Why world doesn’t see Indian atrocities in occupied Kashmir?

Defence minister says Narendra Modi oversaw killings of thousands of Muslims and rape of Muslim women in Gujarat.

ISLAMABAD: Defence Minister Khawaja Asif has taken a strong exception to the mention of Pakistan in a joint statement issued after a meeting between US President Joe Biden and Indian Prime Minister Narendra Modi.

Speaking in the National Assembly today, he recalled that it was Narendra Modi who oversaw the killings of thousands of Muslims and rape of Muslim women in Gujarat during his tenure as the chief minister and in recognition of those atrocities, the US, at that time, had imposed a ban on issuing a visa to Narendra Modi.

The defence minister said the Indian prime minister continued to target the minorities, especially Muslims. There is an undeclared curfew in Indian illegally occupied Jammu and Kashmir and the people there are living under restrictions of all sorts in blatant violation of human rights.

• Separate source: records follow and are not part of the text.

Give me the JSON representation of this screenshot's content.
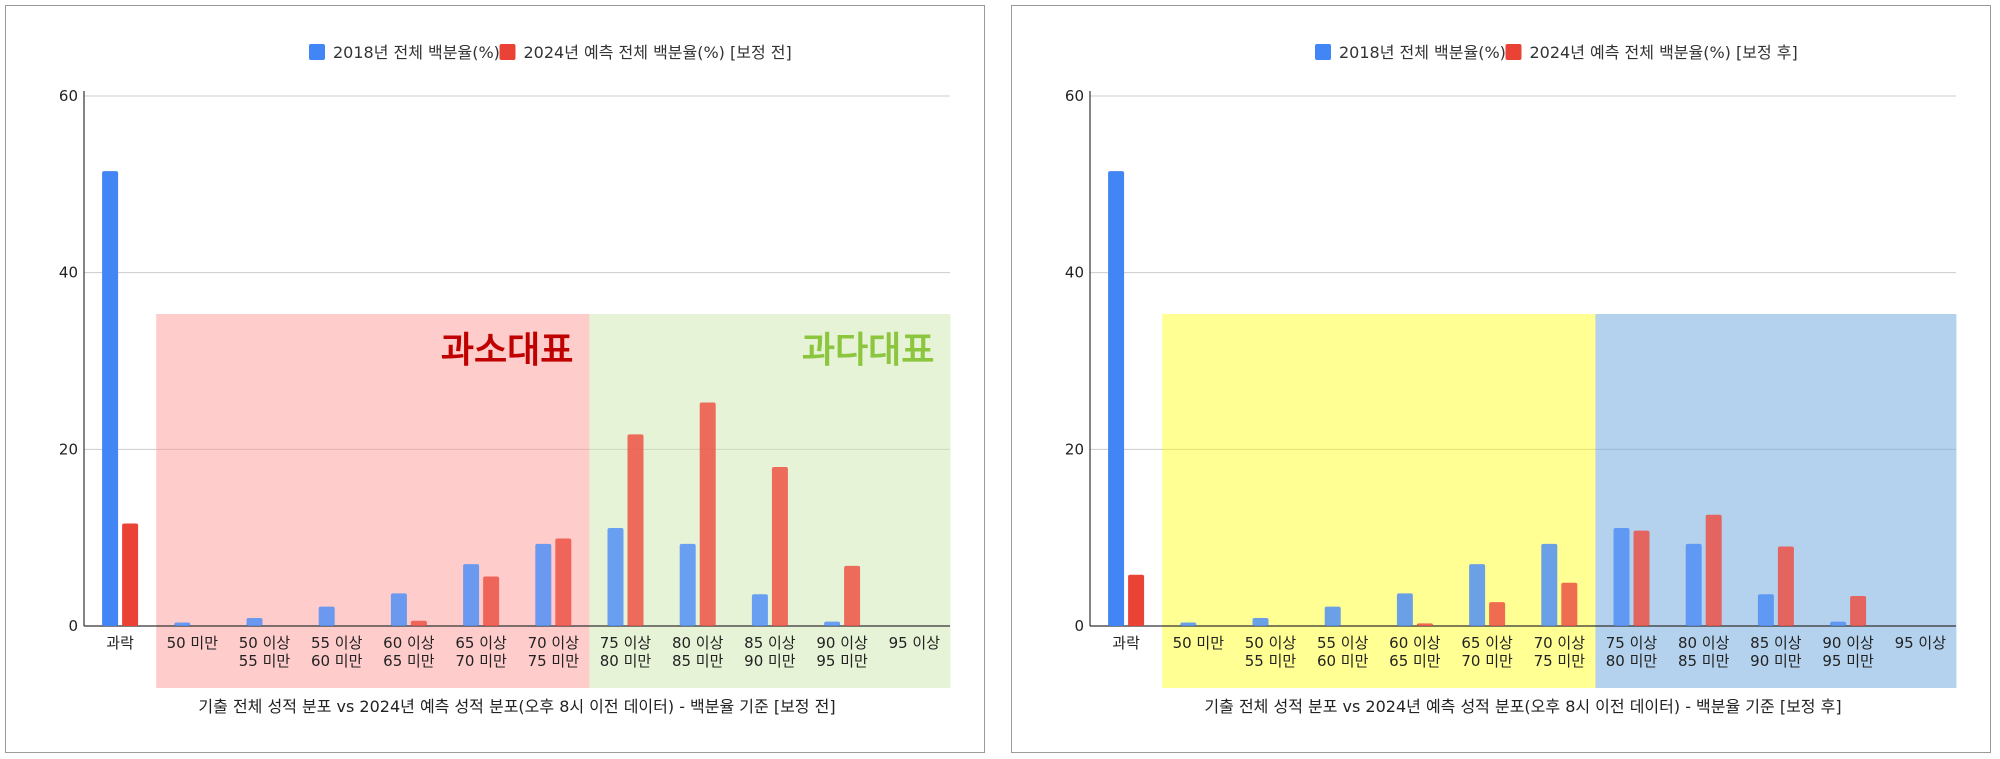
{
  "chart_data": [
    {
      "type": "bar",
      "title": "기출 전체 성적 분포 vs 2024년 예측 성적 분포(오후 8시 이전 데이터) - 백분율 기준 [보정 전]",
      "categories": [
        "과락",
        "50 미만",
        "50 이상\n55 미만",
        "55 이상\n60 미만",
        "60 이상\n65 미만",
        "65 이상\n70 미만",
        "70 이상\n75 미만",
        "75 이상\n80 미만",
        "80 이상\n85 미만",
        "85 이상\n90 미만",
        "90 이상\n95 미만",
        "95 이상"
      ],
      "series": [
        {
          "name": "2018년 전체 백분율(%)",
          "color": "#4285f4",
          "values": [
            51.5,
            0.4,
            0.9,
            2.2,
            3.7,
            7.0,
            9.3,
            11.1,
            9.3,
            3.6,
            0.5,
            0
          ]
        },
        {
          "name": "2024년 예측 전체 백분율(%) [보정 전]",
          "color": "#ea4335",
          "values": [
            11.6,
            0,
            0,
            0,
            0.6,
            5.6,
            9.9,
            21.7,
            25.3,
            18.0,
            6.8,
            0
          ]
        }
      ],
      "ylim": [
        0,
        60
      ],
      "yticks": [
        0,
        20,
        40,
        60
      ],
      "grid": true,
      "legend": "top",
      "regions": [
        {
          "label": "과소대표",
          "from": 1,
          "to": 6,
          "fill": "#ff9999",
          "opacity": 0.5,
          "text_color": "#c00000"
        },
        {
          "label": "과다대표",
          "from": 7,
          "to": 11,
          "fill": "#cfe8b0",
          "opacity": 0.5,
          "text_color": "#8cc63f"
        }
      ]
    },
    {
      "type": "bar",
      "title": "기출 전체 성적 분포 vs 2024년 예측 성적 분포(오후 8시 이전 데이터) - 백분율 기준 [보정 후]",
      "categories": [
        "과락",
        "50 미만",
        "50 이상\n55 미만",
        "55 이상\n60 미만",
        "60 이상\n65 미만",
        "65 이상\n70 미만",
        "70 이상\n75 미만",
        "75 이상\n80 미만",
        "80 이상\n85 미만",
        "85 이상\n90 미만",
        "90 이상\n95 미만",
        "95 이상"
      ],
      "series": [
        {
          "name": "2018년 전체 백분율(%)",
          "color": "#4285f4",
          "values": [
            51.5,
            0.4,
            0.9,
            2.2,
            3.7,
            7.0,
            9.3,
            11.1,
            9.3,
            3.6,
            0.5,
            0
          ]
        },
        {
          "name": "2024년 예측 전체 백분율(%) [보정 후]",
          "color": "#ea4335",
          "values": [
            5.8,
            0,
            0,
            0,
            0.3,
            2.7,
            4.9,
            10.8,
            12.6,
            9.0,
            3.4,
            0
          ]
        }
      ],
      "ylim": [
        0,
        60
      ],
      "yticks": [
        0,
        20,
        40,
        60
      ],
      "grid": true,
      "legend": "top",
      "regions": [
        {
          "label": "",
          "from": 1,
          "to": 6,
          "fill": "#ffff00",
          "opacity": 0.42,
          "text_color": "#000000"
        },
        {
          "label": "",
          "from": 7,
          "to": 11,
          "fill": "#6fa8dc",
          "opacity": 0.52,
          "text_color": "#000000"
        }
      ]
    }
  ]
}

He said the Indian government was perpetrating state terrorism in illegally occupied Jammu and Kashmir.

Turning to the relations with the United States, Khawaja Asif said Pakistan today was paying a heavy price for serving as a frontline state in the two Afghan wars.  

He said the menace of terrorism entered Pakistan because it acted as an ally of the United States in the war on terrorism. He regretted that the sacrifices of Pakistan were not acknowledged.

The minister said elections were due in the country. He said whosoever forms the next government it should pursue stable relations with the United States and the neighboring countries. He said Pakistan should leverage on its geographical location.

Meanwhile, Foreign Minister Bilawal Bhutto-Zardari decried that in the past 14 months, the world had moved on from Afghanistan to Ukraine and was not paying attention to terrorism.

“It is very easy to write in a statement to focus on terrorism, but if that attention is not there then the issue would not be solved,” the foreign minister said.

He added that neither the US nor Europe nor the world was focused on the issue of terrorism after the fall of Kabul.

“Their first attention is geopolitics and then other issues. We think terrorism is such an issue that major powers shouldn’t make it controversial or a victim of their geopolitics.

“If we have to correctly combat terrorism, we will do it ourselves in our country and if we have to combat it together in the rest of the world, then we can only do so when our international partners take the issue as seriously and say: ‘Our other issues and conflicts in the world aside, we will not do geopolitics on terrorism and the whole world will combat it as one.’

“Only then will we be able to uproot and eliminate it,” the foreign minister said. Bilawal pointed out that Pakistan would take action against terrorism due to the aspirations of its people and its national security needs, not because the joint statement mentioned it.

“Why will we not want to eliminate terrorism? … we want to combat terrorism,” he said, adding that the issue was raised, confronted and defeated previously as well.

Bilawal said Pakistan was pushed back and terrorism had again become an issue for the country due to the policies of the ex-prime minister.